Date d’adoption de la décision :

23 juillet 2015

Annexe

Décision du Comité pour l’élimination de la discrimination à l’égard des femmes au titre du Protocole facultatif à la Convention sur l’élimination de toutes les formes de discrimination à l’égard des femmes (soixante et unième session)

concernant la

Communication no 50/2013 *

Présentée par :

O. V. J. (non représentée par un conseil)

Victimes présumées :

L’auteure et sa fille

État partie :

Danemark

Date de la communication :

24 décembre 2012 (date de la lettre initiale)

Le Comité pour l ’ élimination de la discrimination à l ’ égard des femmes, institué en vertu de l’article 17 de la Convention sur l’élimination de toutes les formes de discrimination à l’égard des femmes,

Réuni le 23 juillet 2015,

Adopte ce qui suit :

Décision sur la recevabilité

L’auteure de la communication est O. V. J., de nationalité russe, qui présente la communication en son nom et au nom de sa fille, V. D. J.. Elle affirme que sa fille et elle sont victimes d’une violation par le Danemark de leurs droits au titre de l’article 1, de l’article 2, alinéa d), de l’article 5 et de l’article 16, paragraphe 1, alinéa d), de la Convention sur l’élimination de toutes les formes de discrimination à l’égard des femmes. O. V. J. n’est pas représentée par un conseil. La Convention et le Protocole facultatif s’y rapportant sont entrés en vigueur au Danemark respectivement le 21 mai 1983 et le 31 août 2000.

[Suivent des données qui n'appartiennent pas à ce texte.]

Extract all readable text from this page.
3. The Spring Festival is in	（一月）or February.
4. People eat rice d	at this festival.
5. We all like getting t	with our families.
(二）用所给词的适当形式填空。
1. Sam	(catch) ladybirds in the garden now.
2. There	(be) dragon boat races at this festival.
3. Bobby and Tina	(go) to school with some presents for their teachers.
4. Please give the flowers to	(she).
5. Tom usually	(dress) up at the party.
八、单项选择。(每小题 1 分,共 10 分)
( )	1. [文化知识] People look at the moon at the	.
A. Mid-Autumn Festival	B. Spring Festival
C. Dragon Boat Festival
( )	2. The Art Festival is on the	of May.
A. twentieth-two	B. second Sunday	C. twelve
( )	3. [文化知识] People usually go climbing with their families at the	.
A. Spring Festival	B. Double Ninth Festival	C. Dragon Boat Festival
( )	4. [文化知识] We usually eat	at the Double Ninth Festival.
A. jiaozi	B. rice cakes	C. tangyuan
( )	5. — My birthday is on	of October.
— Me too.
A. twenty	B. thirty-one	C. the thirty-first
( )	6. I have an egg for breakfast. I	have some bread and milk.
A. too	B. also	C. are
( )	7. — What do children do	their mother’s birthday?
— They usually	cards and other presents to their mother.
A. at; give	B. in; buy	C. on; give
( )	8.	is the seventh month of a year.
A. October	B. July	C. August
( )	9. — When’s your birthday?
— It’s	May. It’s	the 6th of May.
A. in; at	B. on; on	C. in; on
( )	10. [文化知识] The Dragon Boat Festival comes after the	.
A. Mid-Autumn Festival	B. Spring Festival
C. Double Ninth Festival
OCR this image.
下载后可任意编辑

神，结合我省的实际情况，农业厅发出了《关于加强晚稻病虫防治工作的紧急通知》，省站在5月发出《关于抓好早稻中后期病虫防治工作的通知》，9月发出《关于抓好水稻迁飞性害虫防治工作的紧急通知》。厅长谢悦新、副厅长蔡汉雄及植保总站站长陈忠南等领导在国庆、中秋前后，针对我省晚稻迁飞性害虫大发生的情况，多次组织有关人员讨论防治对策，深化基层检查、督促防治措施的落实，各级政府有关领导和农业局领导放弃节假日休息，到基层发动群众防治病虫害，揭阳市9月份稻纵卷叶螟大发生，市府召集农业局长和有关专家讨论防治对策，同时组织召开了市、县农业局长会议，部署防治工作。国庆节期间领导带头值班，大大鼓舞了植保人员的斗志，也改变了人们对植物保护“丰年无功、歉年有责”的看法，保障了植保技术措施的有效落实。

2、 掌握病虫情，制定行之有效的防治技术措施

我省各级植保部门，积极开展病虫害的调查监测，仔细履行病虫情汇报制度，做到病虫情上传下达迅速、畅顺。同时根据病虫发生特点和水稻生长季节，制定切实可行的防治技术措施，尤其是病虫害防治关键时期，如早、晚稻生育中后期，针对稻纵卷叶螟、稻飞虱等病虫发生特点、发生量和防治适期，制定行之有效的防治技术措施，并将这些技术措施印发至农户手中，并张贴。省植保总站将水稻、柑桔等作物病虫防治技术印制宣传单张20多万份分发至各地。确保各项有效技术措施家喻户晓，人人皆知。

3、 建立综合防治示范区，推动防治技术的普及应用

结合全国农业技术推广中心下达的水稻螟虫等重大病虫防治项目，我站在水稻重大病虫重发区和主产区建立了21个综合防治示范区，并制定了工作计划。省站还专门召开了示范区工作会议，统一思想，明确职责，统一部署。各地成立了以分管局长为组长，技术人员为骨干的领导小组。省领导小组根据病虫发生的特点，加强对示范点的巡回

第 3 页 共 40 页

Rappel des faits présentés par l’auteure

L’auteure a épousé un ressortissant danois le 31 décembre 2005. Elle affirme que, peu après la naissance de leur fille, celui-ci a changé de comportement et est devenu violent à son encontre et envers leur enfant. Il aurait isolé l’auteure et lui aurait interdit de rendre visite à sa famille et à ses amis. Il se serait également montré violent à l’égard de leur fille en la tenant suspendue par les pieds et en la secouant pour effrayer sa mère.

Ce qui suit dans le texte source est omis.